Nous nous avançons, sans que rien puisse nous retenir, vers l’été, sa chaleur et tout ce que la saison peut nous offrir. La nature même s’en est, comme chaque année, rendu compte : les arbres ont reverdi et tout ce qui est lié au monde matériel sent monter en lui une nouvelle puissance. En fait, tout se passe comme si le but de la période consistait à nous entraîner à donner à l’aspect physique des choses et de nous-mêmes une place majeure. C’est alors que, du fond de notre conscience, monte une lancinante question : une telle démarche est-elle bien justifiée ? Certes, le judaïsme n’a jamais prôné l’ascèse. Bien au contraire, le monde, créé par D.ieu, doit devenir, par notre effort, Sa demeure. Et, en tout état de cause, il est le lieu et l’instrument de Son service. Pourtant, le risque existe de le laisser devenir une grossière carapace de matérialité qui repousserait la lumière du spirituel, nous empêchant ainsi de la percevoir et faisant de nous les otages d’un univers qui aurait perdu tout contact avec le sens de son existence. Comment faire pour vivre l’été qui monte de la bonne manière, sans rien perdre de soi ?

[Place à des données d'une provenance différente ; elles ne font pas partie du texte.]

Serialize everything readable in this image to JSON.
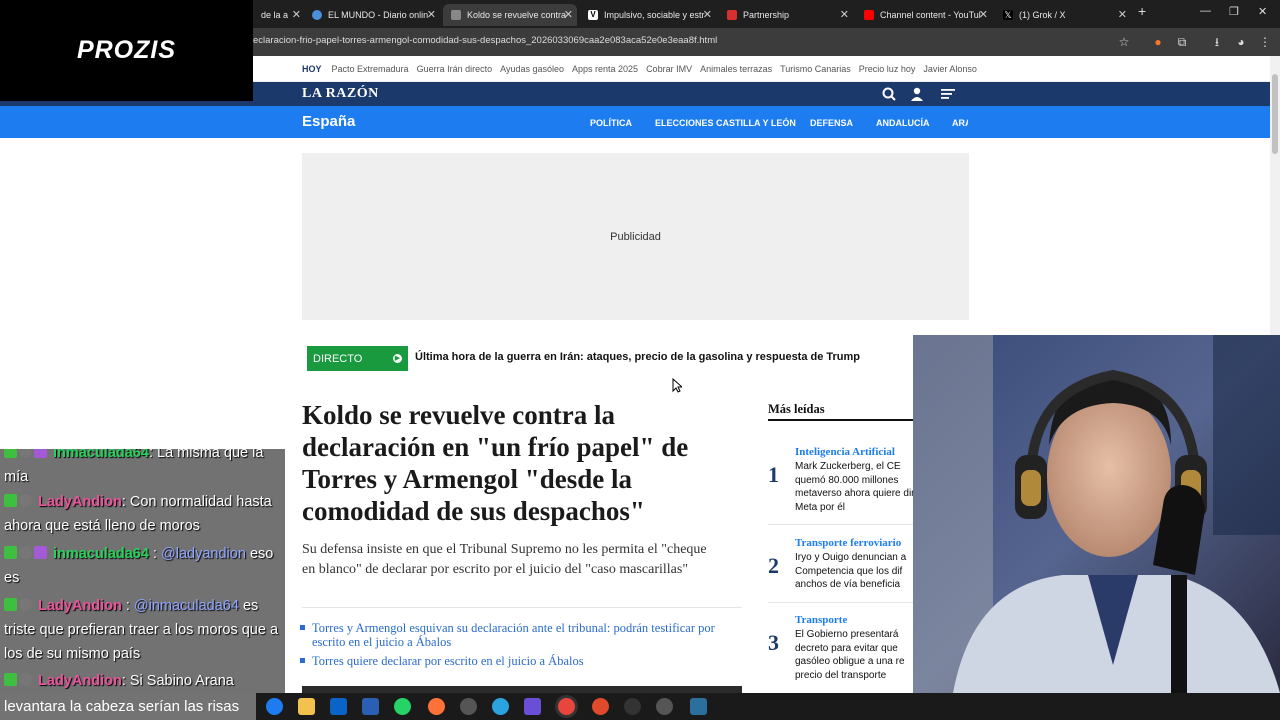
{
  "browser": {
    "tabs": [
      {
        "title": "de la a",
        "color": "#c0392b"
      },
      {
        "title": "EL MUNDO - Diario onlin",
        "color": "#4a90d9"
      },
      {
        "title": "Koldo se revuelve contra",
        "color": "#888888",
        "active": true
      },
      {
        "title": "Impulsivo, sociable y estr",
        "color": "#ffffff"
      },
      {
        "title": "Partnership",
        "color": "#d63031"
      },
      {
        "title": "Channel content - YouTul",
        "color": "#ff0000"
      },
      {
        "title": "(1) Grok / X",
        "color": "#000000"
      }
    ],
    "url": "eclaracion-frio-papel-torres-armengol-comodidad-sus-despachos_2026033069caa2e083aca52e0e3eaa8f.html"
  },
  "overlay": {
    "sponsor_logo": "PROZIS",
    "chat": [
      {
        "user": "inmaculada64",
        "color": "u1",
        "text": ": La misma que la mía",
        "mention": ""
      },
      {
        "user": "LadyAndion",
        "color": "u2",
        "text": ": Con normalidad hasta ahora que está lleno de moros",
        "mention": ""
      },
      {
        "user": "inmaculada64",
        "color": "u1",
        "text": " :",
        "mention": "@ladyandion",
        "after": " eso es"
      },
      {
        "user": "LadyAndion",
        "color": "u2",
        "text": " :",
        "mention": "@inmaculada64",
        "after": " es triste que prefieran traer a los moros que a los de su mismo país"
      },
      {
        "user": "LadyAndion",
        "color": "u2",
        "text": ": Si Sabino Arana",
        "mention": ""
      }
    ],
    "caption": "levantara la cabeza serían las risas"
  },
  "site": {
    "hoy_label": "HOY",
    "trending": [
      "Pacto Extremadura",
      "Guerra Irán directo",
      "Ayudas gasóleo",
      "Apps renta 2025",
      "Cobrar IMV",
      "Animales terrazas",
      "Turismo Canarias",
      "Precio luz hoy",
      "Javier Alonso"
    ],
    "logo": "LA RAZÓN",
    "section": "España",
    "nav": [
      "POLÍTICA",
      "ELECCIONES CASTILLA Y LEÓN",
      "DEFENSA",
      "ANDALUCÍA",
      "ARA"
    ],
    "ad_label": "Publicidad",
    "live_label": "DIRECTO",
    "live_text": "Última hora de la guerra en Irán: ataques, precio de la gasolina y respuesta de Trump",
    "headline": "Koldo se revuelve contra la declaración en \"un frío papel\" de Torres y Armengol \"desde la comodidad de sus despachos\"",
    "subtitle": "Su defensa insiste en que el Tribunal Supremo no les permita el \"cheque en blanco\" de declarar por escrito por el juicio del \"caso mascarillas\"",
    "related": [
      "Torres y Armengol esquivan su declaración ante el tribunal: podrán testificar por escrito en el juicio a Ábalos",
      "Torres quiere declarar por escrito en el juicio a Ábalos"
    ],
    "most_read_title": "Más leídas",
    "most_read": [
      {
        "num": "1",
        "category": "Inteligencia Artificial",
        "title": "Mark Zuckerberg, el CE quemó 80.000 millones metaverso ahora quiere dirija Meta por él"
      },
      {
        "num": "2",
        "category": "Transporte ferroviario",
        "title": "Iryo y Ouigo denuncian a Competencia que los dif anchos de vía beneficia"
      },
      {
        "num": "3",
        "category": "Transporte",
        "title": "El Gobierno presentará decreto para evitar que gasóleo obligue a una re precio del transporte"
      }
    ]
  }
}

Comme souvent au sein du peuple juif, le secret tient peut-être dans un livre. Il se nomme « Pirkei Avot – Maximes des Pères » et développe en quelques chapitres les chemins du lien avec D.ieu. La tradition veut qu’on le lise et l’étudie chaque Chabbat dans la période. Et les Sages de le présenter comme une sorte d’antidote à la folie des choses du monde. Car la nature de l’homme est bien là. Il peut être si facile et donc si tentant de céder à un certain culte du corps. La société qui nous entoure encourage parfois un tel choix, donnant à la déjà vieille notion de « civilisation des loisirs » une connotation d’oubli. C’est pourquoi, il est bon, justement dans cette période, de reprendre un peu de hauteur. Il est bon, Chabbat après Chabbat, au fil d’un livre – comme on dirait au fil d’un fleuve – de retrouver ces notions simples et complexes, anciennes et nouvelles à la fois, qui, base de notre peuple, continuent de le construire.
« Celui qui veut aller au-delà de l’application stricte de la loi accomplira les paroles des Pères » nous est-il recommandé. Et sans doute n’en faut-il pas moins. Car c’est bien de toute notre présence dans le monde et du rôle qu’il nous appartient d’y jouer qu’il est question ici. En ces matières, si la règle est indispensable, la recherche du sens l’est tout autant. C’est ainsi que les « Pirkei Avot » prennent le caractère d’un rendez-vous attendu. Avec soi, son passé et son avenir. Avec le monde, sa grandeur et le projet Divin qu’il porte. Avec le temps, dont les ensoleillements doivent d’abord être ceux de la lumière de notre âme.